A good illustration of Regus’ cost advantage occurred when Regus acquired MWB in 2013.
Regus was able to take out costs equivalent to over 10% of MWB’s revenue; essentially
MWB was operating a UK business half the size of Regus but with the same overhead.
The valuation for Regus is interesting because the true value of the business is hidden by
the fact the new centres take 2-4 years to get to full profitability as they fill up. In a period
of faster expansion, the profitability of the existing “mature centres” is concealed by the
early year losses of the new centres. It is not difficult to identify this because the
company is reasonably explicit about the true cashflow of the centres which have been
open for more than two years. We made some reasonably conservative judgements on
occupancy rates going forward, even assuming that the new centres opened in the last
two years only ever achieve 78% occupancy (a level it’s mature centres only briefly fell to
during the credit crunch) and found that we were able to invest in Regus on a single figure
multiple of the cash the business will throw off from its current estate, i.e. the business is
investable without further growth. But Regus is growing quickly: it continues to find high
return on capital growth opportunities throughout the world. The business is able to
redeploy its cashflow with a 20-25% return on capital.

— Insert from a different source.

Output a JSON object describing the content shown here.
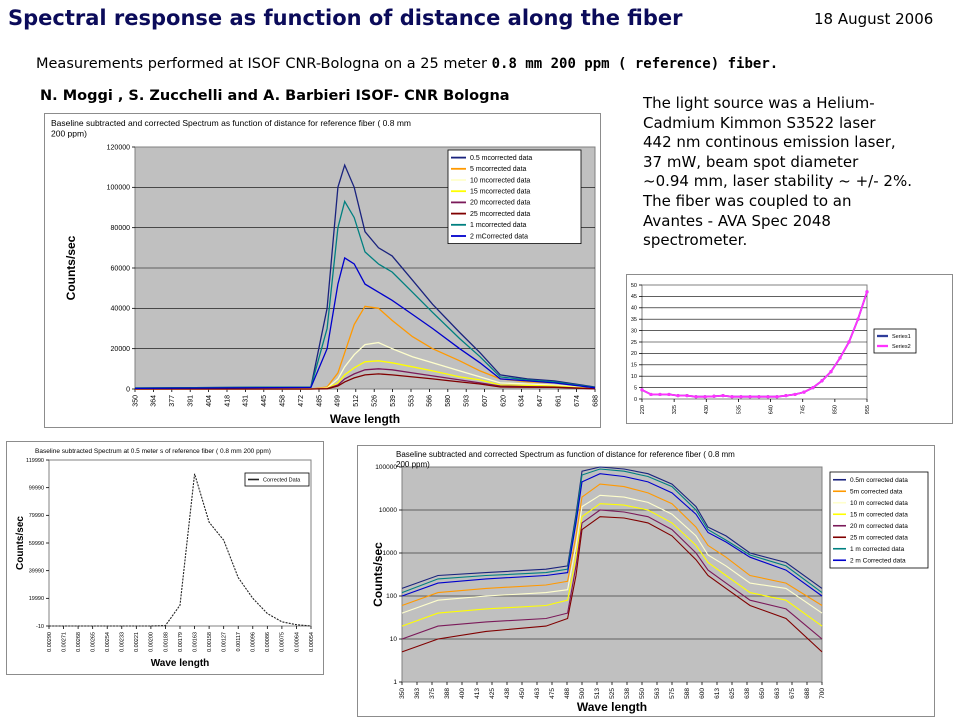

We wrestled for a long-time with the cyclicality of the business. Profits fell by 75% in the
period from 2008 to 2010 and in the UK and EMEA, profits were virtually wiped out. We
learned that by 2008, the SPV structure had only been rolled out in the US, where profit
declined by around 50% and recovered quite quickly thereafter. The US experienced
some extreme rental price movements during the credit crunch, but Regus was able to
manage its relationships with the property owners to ensure that it did not take the full
hit of these market conditions – Regus was unable to do this in the UK where most of the
leaseholds were still recourse to the Group. The SPV structure is now in place across 90%
of its portfolio of centres. A 50% profit drop at the bottom of the cycle implies we are
investing at a high teens multiple of the cyclical low point – this is comfortable,
particularly for a business which we believe will be able to continue to grow with a 20%+
return on capital.
It is worth touching briefly on Regus’ history to explain why we think the issues the
company faced in 2000-2003 are unlikely to happen again. Mark Dixon’s initial foray into
serviced offices took little risk. He would take excess space from landlords with no
commitment and sell it on short leases with a services overlay. It was popular with both
tenants and the landlord. By 2000, the business had matured and in order to feed the
voracious appetite of venture funded Dot Com start-ups, the company had built out its
portfolio with multi-year lease obligations. When the bubble burst, Regus found that its
tenant base was largely made up of unprofitable companies many of which went bust.